EU-Rat: Polen fordert erweiterte Handlungsmöglichkeiten an Außengrenze
Laut EU Observer hat Polen beim EU-Rat eigene Vorschläge dazu vorgelegt, wie der Migrationskrise an der Grenze zu Weißrussland begegnet werden sollte. So wollen die Polen, dass Asylanträge nur noch an ordentlichen Grenzübergängen gestellt werden können. Illegal einreisende Migranten dürften nach dem polnischen Vorschlag nur noch dann Asylanträge stellen, wenn sie direkt aus dem Land einreisen, in dem sie verfolgt werden. Und natürlich hat Polen jede Menge Erfahrung mit Flüchtlingen, die direkt aus dem Land ihrer Verfolgung fliehen, zum Beispiel aus Weißrussland.
Die Vorschläge beziehen sich zwar nur auf Notfallsituationen, dürften aber auch als solche durchaus Sprengpotenzial in der EU haben. Ungarn ging noch weiter bei den Beratungen des Rates: Zeitweilige Beschränkungen beim Zugang zu Asyl müssten möglich sein. Sonst sei man dem Missbrauch des Asylrechts schutzlos ausgeliefert, auch angesichts der Schwierigkeit von Rückführungen. Aus der Sicht Österreichs fehlen im EU-Plan Maßnahmen zur Verhinderung von irregulärer Sekundärmigration, vor allem Gewahrsam für die aufgegriffenen illegalen Migranten.

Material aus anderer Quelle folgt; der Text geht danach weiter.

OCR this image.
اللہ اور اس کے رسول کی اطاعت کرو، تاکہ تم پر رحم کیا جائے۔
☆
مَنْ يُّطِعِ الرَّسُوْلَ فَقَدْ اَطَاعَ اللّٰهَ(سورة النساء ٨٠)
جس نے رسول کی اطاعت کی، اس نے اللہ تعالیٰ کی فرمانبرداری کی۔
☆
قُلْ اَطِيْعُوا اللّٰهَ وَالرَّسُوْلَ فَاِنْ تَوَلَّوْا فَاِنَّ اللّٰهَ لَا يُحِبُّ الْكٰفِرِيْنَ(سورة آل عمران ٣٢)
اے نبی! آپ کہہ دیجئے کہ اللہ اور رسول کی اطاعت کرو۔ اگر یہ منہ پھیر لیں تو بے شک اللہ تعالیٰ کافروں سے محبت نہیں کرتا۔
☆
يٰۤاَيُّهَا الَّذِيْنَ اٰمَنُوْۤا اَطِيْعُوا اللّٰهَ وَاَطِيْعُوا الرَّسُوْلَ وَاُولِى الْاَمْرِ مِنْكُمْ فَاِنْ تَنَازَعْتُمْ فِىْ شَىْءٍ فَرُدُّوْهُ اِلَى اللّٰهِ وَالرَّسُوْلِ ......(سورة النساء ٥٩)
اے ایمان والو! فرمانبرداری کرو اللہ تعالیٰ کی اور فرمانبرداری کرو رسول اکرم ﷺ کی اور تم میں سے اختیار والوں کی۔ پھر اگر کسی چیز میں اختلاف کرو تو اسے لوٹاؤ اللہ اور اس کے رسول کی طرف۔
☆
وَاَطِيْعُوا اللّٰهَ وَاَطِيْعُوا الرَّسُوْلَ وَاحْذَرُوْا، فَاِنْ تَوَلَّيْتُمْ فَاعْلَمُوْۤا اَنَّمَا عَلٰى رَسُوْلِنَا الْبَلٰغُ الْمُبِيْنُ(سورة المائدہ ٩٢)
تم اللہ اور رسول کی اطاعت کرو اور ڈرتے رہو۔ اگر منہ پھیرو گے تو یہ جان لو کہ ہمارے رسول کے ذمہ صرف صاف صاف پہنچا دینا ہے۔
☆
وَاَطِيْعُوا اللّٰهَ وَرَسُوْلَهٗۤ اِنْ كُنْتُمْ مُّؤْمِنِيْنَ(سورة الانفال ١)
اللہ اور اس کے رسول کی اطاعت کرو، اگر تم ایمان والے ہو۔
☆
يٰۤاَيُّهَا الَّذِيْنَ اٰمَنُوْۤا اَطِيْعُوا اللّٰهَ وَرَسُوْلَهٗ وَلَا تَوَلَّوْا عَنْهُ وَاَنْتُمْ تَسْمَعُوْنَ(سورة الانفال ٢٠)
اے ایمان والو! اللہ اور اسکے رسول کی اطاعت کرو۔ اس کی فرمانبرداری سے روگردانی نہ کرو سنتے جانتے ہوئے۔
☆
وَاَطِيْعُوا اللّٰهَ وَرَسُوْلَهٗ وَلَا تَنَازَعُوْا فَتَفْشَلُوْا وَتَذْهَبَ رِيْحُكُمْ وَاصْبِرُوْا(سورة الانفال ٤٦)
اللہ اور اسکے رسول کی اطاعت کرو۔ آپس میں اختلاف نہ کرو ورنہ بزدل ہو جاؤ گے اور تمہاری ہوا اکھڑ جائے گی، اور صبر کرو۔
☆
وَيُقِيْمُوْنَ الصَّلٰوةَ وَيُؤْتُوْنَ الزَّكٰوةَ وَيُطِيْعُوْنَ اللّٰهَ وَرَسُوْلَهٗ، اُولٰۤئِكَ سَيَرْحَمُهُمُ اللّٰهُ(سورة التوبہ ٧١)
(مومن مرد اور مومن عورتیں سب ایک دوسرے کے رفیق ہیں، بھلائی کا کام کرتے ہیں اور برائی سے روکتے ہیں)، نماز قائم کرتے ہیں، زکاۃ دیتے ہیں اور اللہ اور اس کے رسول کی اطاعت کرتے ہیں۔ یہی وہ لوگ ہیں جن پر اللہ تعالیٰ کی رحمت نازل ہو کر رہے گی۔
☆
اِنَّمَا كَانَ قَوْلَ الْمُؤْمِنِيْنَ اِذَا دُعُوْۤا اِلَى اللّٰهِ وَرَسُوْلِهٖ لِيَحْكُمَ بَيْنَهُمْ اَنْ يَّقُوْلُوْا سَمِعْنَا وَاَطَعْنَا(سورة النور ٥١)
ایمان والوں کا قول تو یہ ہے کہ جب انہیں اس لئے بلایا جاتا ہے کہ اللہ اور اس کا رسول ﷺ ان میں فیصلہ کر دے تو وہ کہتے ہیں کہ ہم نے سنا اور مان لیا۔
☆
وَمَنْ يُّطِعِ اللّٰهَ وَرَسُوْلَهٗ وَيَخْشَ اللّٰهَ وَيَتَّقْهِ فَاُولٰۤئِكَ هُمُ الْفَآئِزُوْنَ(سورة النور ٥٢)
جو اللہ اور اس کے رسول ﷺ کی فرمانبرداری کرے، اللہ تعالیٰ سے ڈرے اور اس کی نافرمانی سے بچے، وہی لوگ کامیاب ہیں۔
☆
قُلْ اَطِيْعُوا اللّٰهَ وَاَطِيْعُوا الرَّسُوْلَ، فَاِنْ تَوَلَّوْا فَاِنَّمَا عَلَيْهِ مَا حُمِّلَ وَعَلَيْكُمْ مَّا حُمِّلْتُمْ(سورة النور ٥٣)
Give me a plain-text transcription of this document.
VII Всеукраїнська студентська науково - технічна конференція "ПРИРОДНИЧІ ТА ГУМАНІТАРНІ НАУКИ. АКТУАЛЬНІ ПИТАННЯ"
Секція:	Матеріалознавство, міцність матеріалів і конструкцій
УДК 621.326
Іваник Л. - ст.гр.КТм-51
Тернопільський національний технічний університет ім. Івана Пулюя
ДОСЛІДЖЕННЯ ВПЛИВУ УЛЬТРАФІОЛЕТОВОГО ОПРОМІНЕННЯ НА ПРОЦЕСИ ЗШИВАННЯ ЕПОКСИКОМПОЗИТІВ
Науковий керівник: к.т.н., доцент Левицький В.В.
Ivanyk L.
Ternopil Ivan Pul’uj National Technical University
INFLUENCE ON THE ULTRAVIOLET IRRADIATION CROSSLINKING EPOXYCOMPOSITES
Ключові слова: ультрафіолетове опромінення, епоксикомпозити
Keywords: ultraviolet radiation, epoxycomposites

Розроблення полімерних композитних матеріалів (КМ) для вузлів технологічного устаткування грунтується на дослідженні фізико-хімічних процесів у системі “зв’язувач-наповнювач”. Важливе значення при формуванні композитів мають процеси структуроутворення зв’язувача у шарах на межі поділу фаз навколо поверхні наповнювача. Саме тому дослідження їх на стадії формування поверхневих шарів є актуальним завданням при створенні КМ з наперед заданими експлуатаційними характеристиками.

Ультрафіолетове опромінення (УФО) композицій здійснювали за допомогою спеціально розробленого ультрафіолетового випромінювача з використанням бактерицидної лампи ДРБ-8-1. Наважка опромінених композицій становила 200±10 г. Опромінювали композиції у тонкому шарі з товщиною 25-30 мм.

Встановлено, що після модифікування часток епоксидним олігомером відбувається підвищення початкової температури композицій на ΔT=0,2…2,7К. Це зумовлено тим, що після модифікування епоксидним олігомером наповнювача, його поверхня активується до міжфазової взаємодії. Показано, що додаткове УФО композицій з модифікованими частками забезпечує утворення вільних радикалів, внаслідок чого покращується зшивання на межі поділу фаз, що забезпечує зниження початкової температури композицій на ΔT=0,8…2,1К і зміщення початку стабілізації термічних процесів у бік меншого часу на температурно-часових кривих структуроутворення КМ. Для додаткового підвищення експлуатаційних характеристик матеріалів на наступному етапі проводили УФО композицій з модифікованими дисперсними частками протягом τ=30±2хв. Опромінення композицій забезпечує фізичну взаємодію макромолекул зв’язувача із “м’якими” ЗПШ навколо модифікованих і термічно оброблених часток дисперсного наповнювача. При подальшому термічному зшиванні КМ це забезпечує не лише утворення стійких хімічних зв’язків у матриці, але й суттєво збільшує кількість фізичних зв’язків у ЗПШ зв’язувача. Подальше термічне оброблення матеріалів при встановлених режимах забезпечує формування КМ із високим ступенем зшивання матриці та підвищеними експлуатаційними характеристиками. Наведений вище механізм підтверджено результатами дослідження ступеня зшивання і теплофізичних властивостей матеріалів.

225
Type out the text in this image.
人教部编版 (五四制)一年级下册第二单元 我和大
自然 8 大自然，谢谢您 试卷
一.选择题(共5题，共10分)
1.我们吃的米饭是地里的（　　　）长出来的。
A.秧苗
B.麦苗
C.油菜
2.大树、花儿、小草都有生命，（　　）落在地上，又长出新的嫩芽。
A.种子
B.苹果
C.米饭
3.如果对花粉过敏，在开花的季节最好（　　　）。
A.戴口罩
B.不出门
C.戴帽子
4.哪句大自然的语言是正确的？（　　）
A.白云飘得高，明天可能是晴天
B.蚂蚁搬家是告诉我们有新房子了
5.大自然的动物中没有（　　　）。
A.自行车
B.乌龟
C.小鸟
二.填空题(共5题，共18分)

Die genannten drei Länder bilden sozusagen den Sturm beim Kampf um ein neues Asylsystem in der EU. Im Tor standen Deutschland, Portugal und Schweden. Der deutsche Vertreter betonte eigentlich nur, dass das herrschende Asylsystem beibehalten werden soll: Betroffenen Mitgliedsstaaten solle dabei geholfen werden, „mit von Weißrussland instrumentalisierten Drittstaatenangehörigen in einer menschlichen und ordentlichen Weise“ umzugehen, wobei Grundrechte und das EU-Asylrecht berücksichtigt werden sollen. Portugal und Schweden kleideten ihren Standpunkt in die Forderung nach dem Schutz „verletzlicher Personen“.
Grenzschutz-Konferenz in Vilnius
Am Freitag trafen sich die zuständigen Minister aus EU- und Nicht-EU-Staaten (wie der Schweiz und Norwegen) in Vilnius zu einer Konferenz über Grenzmanagement. Frontex-Chef Fabrice Leggeri sagte: „Wir sind uns bewusst, dass es ein Recht auf internationalen Schutz gibt. Aber auf der anderen Seite gibt es auch illegale Verhaltensweisen und Grenzüberquerungen, die EU-Regeln widersprechen.“ Der griechische Migrationsminister Notis Mitarakis ergänzte: „Migration sollte auf legalen Wegen stattfinden, nicht durch illegale Einreisen und Schleusernetzwerke.“
Am Ende unterzeichneten 15 EU-Mitglieder eine gemeinsame Erklärung zum Thema der Tagung. Organisiert hatten das Treffen Polen, Litauen, Österreich und Griechenland. Daneben gehörten Bulgarien, Kroatien, Zypern, Dänemark, Estland, Ungarn, Irland, Lettland, Malta, Rumänien, die Slowakei und Slowenien zu den Unterzeichnern. Sie alle sind dafür, dass die Schengen-Zone sichere Außengrenzen erhält und die EU-Partner bei Notfällen wie jetzt in Polen „schnell, effektiv und entschieden“ reagieren, durch diplomatische Aktionen, aber auch mit effektiven Grenzschutzmaßnahmen und „horizontalen Sanktionen“.
Ein besonderer Akzent soll in Zukunft, geht es nach den Fünfzehn, darauf liegen, die illegale Migration und den Menschenschmuggel an den EU-Außengrenzen zu bekämpfen. Daneben wird auch ein Phänomen wie „asylum shopping“ erwähnt, bei dem Migranten sich nacheinander in mehreren Ländern um Schutz bemühen – also eventuell von Anfang an nicht auf der Suche nach Schutz, sondern nach bestmöglicher Versorgung waren.